The principle: Doors only open when the user is both authorized and is physically on site. Geofencing defines precise areas where access is possible. Even if credentials are compromised, unauthorised remote access is impossible.
For high-security areas — server rooms, laboratories, drug warehouses — multi-level authentication can be implemented: digital credentials plus biometric verification plus proof of location. The system automatically logs who had access, when and where, and creates seamless audit trails for compliance requirements.
In emergencies, the combination of access control and position data enables rapid evacuations. The system knows who is in critical areas, can send automatic alerts and navigate emergency personnel to people in a targeted manner.
Facility management and maintenance depend on efficient work processes. When a fault is reported, it must be clear exactly where the problem is, who is responsible and what is the priority. Task management systems with site links significantly optimize these processes.
Fault reports are linked directly to a precise location. An employee reports a faulty light and the system automatically detects the exact location. The assigned technician receives navigation to the problem location, sees relevant information (equipment details, latest maintenance, spare parts) and can mark the order as completed on site.
LinkHubs on equipment enable proactive maintenance: QR codes link physical assets with digital maintenance histories, user manuals and reporting functions. Technicians document work directly on the device, automatically provided with a time stamp and location.
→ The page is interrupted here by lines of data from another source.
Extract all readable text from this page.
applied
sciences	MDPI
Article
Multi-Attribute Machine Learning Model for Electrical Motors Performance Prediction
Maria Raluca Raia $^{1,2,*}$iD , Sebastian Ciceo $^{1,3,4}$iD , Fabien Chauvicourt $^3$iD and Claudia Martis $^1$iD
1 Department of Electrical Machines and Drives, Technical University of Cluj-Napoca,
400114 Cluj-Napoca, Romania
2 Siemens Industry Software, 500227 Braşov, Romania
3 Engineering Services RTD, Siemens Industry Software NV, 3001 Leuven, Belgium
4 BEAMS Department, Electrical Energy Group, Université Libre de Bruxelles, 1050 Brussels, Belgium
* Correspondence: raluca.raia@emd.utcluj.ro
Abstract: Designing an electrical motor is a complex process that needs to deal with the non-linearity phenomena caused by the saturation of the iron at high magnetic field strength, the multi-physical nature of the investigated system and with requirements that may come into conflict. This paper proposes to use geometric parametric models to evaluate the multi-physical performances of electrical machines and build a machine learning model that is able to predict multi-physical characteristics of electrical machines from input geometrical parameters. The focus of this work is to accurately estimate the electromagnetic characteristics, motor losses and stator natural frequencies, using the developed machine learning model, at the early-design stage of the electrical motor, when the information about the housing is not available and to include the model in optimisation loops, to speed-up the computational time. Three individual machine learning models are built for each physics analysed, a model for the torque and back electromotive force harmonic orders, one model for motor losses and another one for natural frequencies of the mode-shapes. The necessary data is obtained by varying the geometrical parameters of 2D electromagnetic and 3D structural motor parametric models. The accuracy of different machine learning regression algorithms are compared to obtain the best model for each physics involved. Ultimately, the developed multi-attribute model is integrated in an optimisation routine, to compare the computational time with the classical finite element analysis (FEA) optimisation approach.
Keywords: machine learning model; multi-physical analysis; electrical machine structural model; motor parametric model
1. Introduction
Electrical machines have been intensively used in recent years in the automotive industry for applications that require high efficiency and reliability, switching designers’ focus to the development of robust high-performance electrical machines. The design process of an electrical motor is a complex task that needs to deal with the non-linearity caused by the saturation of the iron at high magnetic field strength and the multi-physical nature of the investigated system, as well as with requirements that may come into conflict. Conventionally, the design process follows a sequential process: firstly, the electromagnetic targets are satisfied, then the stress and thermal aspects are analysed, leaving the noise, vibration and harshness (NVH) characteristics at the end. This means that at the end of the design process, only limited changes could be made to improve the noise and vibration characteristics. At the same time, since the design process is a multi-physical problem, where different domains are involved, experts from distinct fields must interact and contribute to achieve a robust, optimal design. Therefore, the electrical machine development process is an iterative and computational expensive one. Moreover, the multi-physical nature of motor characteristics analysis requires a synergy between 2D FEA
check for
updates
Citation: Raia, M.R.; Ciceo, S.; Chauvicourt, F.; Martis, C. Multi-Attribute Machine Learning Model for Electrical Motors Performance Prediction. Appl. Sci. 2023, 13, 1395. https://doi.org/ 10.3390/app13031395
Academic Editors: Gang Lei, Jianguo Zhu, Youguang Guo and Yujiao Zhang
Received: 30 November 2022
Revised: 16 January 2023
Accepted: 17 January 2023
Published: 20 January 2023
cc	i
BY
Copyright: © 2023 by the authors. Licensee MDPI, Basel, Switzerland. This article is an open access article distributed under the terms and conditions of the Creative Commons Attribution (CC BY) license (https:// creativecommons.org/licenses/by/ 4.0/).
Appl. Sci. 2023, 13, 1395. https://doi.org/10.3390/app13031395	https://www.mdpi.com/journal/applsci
Analyses of task data show patterns: Where are disruptions accumulating? Which types of equipment require excessive maintenance? These findings inform replacement purchases and preventive maintenance strategies.
Navigation data is a gold mine for insights into building usage. Anonymized movement patterns show which areas are heavily frequented, where bottlenecks occur and how visitor flows are distributed over the day.
For hospitals, this means identifying peak times in outpatient clinics, optimising waiting room capacities, adjusting opening hours. For retailers: Optimizing store layouts based on actual customer behavior, not assumptions. For event locations: Identification of bottlenecks and optimization of input and output flows.
These data-driven insights have long-term strategic value. When renovating or expanding, decisions can be made based on real usage data, not on gut feeling. The investment in smart building technology pays off through better use of space and resources.
Organizations are faced with the choice: integrate several specialized individual solutions or use an all-in-one platform? Both approaches have advantages and disadvantages, but the trend is clearly towards integrated platforms.
All-in-one systems like Accuras eliminate integration complexity. Navigation, asset tracking, room booking, access control and task management share a common database, a uniform interface and central administration. Updates and maintenance are coordinated, not via fragmented systems.
For IT departments, this means fewer interfaces, fewer vendors, uniform authentication and access rights. For end users: consistent user experience across all functions. Learning costs are significantly reduced if all tools are used in a similar way.
Indoor navigation is much more than finding a way — it is the foundation for comprehensive smart building management. The digital maps and positioning technologies that enable navigation create the basis for asset tracking, room booking, access control and data-driven facility optimization.
Organizations that invest in indoor navigation today are thus laying the foundation for the long-term digital transformation of their properties. The step towards a complete smart building platform is possible incrementally and as needed, without a complete system reorganization. The future belongs to integrated, intelligent buildings — and navigation is the first, decisive step.